Vom Fortwirken kolonialer Herrschaftsverhältnisse
Alle Länder, die heute zum „Globalen Norden“ gezählt werden, haben direkt oder indirekt mit der gewaltsamen Unterwerfung und Ausbeutung von Ländern des „Globalen Südens“ zu tun. Auch Deutschland war maßgeblich an diesem weltumspannenden Gewaltverhältnis beteiligt. Das brutale Massaker, das deutsche Soldaten vor hundert Jahren an den Herero und Nama im Gebiet des heutigen Namibia verübten, war eine extreme Auswirkung davon. Dieses Gewaltverhältnis prägt bis heute die Gesellschaften der kolonisierten, aber auch der kolonisierenden Länder und besteht im Verhältnis von globalem Norden und Süden fort. Diese Weltordnung und das jahrhundertealte – hoffentlich nicht mehr lange – Gelaber von „Konkurrenz belebt das Geschäft“ und „Wir steigern das Bruttosozialprodukt“, zwingt immer wieder Menschen zur Flucht.

„Betroffen aufessen“
Gerade in der Linken wird oft behauptet: „Wir leben auf Kosten der Menschen in ärmeren
Weltgegenden“. Auch so ein „Wir“, das die Sicht verkleistert. Das SaZ-Kollektiv ist ein bisschen
uneinig, wie der Zusammenhang vom höheren Lebensstandard in den Industrieländern und
den niedrigen Löhnen im globalen Süden aussieht. Wir werden das weiter diskutieren und in einer der nächsten Ausgaben mehr dazu schreiben, aber in einem sind wir uns einig: Auf Wohlstand hier zu verzichten verringert nicht die Armut anderswo. Ganz im Gegenteil: Die Folge hiervon im Kapitalismus wäre, dass die Lebensbedingungen auch in anderen Ländern sich noch mehr verschlechtern, damit sie im Abwärtswettbewerb Schritt halten können. Stattdessen müssen die Gesetzmäßigkeiten abgeschafft werden, die Staaten und Unternehmen dazu zwingen, sich für die Konkurrenz fit zu machen. Und durch den Kolonialismus geschaffene Ordnungen überwunden werden.

Einige sind gleicher?
Diese Gesetzmäßigkeiten und postkoloniale Ordnungen liefern auch die Gründe für die Fluchtabwehr. Und diese ist grausam.

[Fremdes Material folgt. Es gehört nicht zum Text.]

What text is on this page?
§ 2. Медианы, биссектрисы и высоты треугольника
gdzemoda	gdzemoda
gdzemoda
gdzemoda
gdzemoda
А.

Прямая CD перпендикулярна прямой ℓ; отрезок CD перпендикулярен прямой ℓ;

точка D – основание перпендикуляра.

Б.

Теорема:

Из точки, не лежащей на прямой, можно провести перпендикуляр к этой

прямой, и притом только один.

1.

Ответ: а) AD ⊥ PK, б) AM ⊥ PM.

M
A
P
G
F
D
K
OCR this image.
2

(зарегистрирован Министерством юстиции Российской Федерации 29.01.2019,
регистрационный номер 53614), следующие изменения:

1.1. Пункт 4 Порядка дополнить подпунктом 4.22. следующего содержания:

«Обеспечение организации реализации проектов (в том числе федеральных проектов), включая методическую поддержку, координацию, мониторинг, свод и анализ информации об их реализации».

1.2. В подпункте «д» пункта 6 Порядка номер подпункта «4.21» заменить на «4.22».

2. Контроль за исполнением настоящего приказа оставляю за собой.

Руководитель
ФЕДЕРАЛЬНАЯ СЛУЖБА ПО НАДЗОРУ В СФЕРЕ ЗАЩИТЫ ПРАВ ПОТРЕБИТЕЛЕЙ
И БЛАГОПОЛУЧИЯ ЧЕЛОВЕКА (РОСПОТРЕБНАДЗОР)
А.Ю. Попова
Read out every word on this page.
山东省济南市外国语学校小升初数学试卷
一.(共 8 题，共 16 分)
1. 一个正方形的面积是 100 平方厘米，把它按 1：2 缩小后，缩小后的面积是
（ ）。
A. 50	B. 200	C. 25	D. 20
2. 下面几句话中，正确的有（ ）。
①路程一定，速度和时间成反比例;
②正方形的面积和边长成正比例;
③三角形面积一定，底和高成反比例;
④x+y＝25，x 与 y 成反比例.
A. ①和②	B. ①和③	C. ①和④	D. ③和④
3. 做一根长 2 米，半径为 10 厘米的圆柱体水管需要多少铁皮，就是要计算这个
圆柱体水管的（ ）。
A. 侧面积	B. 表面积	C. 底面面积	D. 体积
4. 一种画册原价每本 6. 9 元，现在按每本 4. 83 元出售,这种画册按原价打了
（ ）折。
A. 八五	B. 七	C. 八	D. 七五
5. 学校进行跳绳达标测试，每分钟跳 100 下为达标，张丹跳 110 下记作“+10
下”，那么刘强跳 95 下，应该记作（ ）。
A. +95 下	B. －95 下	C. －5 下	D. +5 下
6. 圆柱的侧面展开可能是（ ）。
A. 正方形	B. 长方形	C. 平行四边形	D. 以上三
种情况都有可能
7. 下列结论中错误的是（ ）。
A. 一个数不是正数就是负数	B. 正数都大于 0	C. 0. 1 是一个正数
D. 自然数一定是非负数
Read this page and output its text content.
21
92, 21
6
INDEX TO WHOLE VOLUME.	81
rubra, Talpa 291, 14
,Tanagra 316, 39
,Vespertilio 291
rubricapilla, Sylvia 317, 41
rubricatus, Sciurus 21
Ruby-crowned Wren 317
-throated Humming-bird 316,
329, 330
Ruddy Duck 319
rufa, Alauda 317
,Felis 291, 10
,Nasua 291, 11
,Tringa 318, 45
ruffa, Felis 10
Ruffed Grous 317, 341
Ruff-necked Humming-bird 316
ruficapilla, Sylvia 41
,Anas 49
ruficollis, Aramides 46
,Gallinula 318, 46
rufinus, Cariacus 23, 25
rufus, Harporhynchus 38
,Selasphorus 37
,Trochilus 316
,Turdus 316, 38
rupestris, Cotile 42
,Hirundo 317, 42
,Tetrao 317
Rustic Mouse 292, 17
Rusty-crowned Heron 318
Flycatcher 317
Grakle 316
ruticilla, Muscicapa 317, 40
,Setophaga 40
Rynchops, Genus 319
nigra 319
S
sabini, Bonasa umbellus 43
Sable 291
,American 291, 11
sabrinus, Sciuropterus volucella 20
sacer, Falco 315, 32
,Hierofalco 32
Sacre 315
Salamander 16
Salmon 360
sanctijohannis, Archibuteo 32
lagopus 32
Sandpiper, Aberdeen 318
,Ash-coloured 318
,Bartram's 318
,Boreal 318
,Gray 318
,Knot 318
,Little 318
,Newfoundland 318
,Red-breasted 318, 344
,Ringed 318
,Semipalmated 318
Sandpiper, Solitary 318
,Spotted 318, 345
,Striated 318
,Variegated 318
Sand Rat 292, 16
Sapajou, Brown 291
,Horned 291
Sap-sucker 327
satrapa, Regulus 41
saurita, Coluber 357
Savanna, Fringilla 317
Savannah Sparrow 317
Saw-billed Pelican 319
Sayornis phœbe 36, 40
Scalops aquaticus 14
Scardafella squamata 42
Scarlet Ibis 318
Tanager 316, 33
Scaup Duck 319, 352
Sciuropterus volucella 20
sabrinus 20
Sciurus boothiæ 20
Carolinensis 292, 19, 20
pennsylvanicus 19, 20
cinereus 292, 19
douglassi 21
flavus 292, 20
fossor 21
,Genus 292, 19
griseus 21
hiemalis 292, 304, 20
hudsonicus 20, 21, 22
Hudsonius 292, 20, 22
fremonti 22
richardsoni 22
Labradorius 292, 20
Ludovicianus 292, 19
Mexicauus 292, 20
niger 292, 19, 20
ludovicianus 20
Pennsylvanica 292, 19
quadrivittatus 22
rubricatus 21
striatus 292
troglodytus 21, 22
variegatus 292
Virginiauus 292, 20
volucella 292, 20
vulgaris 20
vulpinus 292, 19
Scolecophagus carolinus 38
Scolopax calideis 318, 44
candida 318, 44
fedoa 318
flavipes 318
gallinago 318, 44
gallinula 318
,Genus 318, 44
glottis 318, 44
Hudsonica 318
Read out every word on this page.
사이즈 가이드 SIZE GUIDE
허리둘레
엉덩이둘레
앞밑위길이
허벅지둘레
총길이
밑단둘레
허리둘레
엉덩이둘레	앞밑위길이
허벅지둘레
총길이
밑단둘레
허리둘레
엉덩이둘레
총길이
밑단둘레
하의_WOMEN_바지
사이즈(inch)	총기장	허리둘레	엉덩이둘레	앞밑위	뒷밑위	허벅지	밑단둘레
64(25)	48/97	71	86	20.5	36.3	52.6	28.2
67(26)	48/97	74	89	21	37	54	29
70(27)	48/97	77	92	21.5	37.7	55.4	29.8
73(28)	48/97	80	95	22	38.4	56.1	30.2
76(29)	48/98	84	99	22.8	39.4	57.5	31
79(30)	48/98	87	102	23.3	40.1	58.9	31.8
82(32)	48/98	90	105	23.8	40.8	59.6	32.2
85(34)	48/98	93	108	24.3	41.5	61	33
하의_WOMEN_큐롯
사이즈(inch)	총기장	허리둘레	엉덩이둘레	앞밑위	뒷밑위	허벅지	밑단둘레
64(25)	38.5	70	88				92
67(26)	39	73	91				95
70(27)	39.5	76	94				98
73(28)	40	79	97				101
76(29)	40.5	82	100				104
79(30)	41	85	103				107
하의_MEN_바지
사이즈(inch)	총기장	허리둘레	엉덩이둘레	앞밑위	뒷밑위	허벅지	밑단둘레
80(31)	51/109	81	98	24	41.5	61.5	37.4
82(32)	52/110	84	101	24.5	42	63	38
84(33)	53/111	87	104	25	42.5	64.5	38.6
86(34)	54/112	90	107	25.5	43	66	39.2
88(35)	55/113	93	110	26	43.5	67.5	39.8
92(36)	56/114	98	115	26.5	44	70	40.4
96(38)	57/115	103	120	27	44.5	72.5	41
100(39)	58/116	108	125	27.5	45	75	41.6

Die EU und die EU-Grenzschutztruppe Frontex morden meist im Stillen: Zwischen 1988 und 2012 starben an ihren Grenzen 18.673 Menschen, deren Name bekannt sind. Die reale Zahl dürfte weit höher liegen. Zur Einordnung die Zahlen eines anderen Todesstreifens: In 28 Jahren waren an der Mauer zwischen der DDR und der BRD insgesamt 136 bis 245 Tote zu betrauern. Jedes Grenzopfer ist eins zuviel, doch das sehen leider nur wenige so. Morgens einen Kranz für die Maueropfer abzulegen und nachmittags Abschiebungen anzuordnen ist dabei keine bewusste Heuchelei, sondern zeugt von rassistischem Denken: Die Opfer sind in diesem nicht gleichwertig, die einen gehören zum „Wir“ und Grenzmörder_innen sind eben immer die Anderen.
Nun hilft es nicht viel, einfach zu sagen, wir streichen diese Kategorien von „Wir“ und „den Anderen“, von „illegalen“ Menschen aus unseren Köpfen. Und verbrennen in Gedanken die Pässe und Visa. Auch wenn es der Anfang wäre, damit etwas besser wird. Aber diese Kategorien sind in der Welt, scheinen vielen selbstverständlich und vor allem werden sie sehr gewaltvoll durch Institutionen durchgesetzt. Es gibt Grenzen und die werden überwacht, es gibt Dokumente, die den Übertritt gestatten oder versagen. Wie die Grenzen verlaufen, kommt daher, dass z.B. irgendwann mal ein Fürst gegen einen anderen den Krieg verloren hat und deswegen ein Fluss nicht einfach ein Ort zum Baden ist, sondern die Grenze zum „anderen“ Land markiert. Ziemlich verrückt. Verrückter wird es nur noch, wenn die Leute an den unterschiedlichen Grenzflussufern mächtig viel Gefühl für „ihr Land“ entwickeln und ihm in der Konkurrenz mit dem Land auf der anderen Flussseite die Daumen drücken… .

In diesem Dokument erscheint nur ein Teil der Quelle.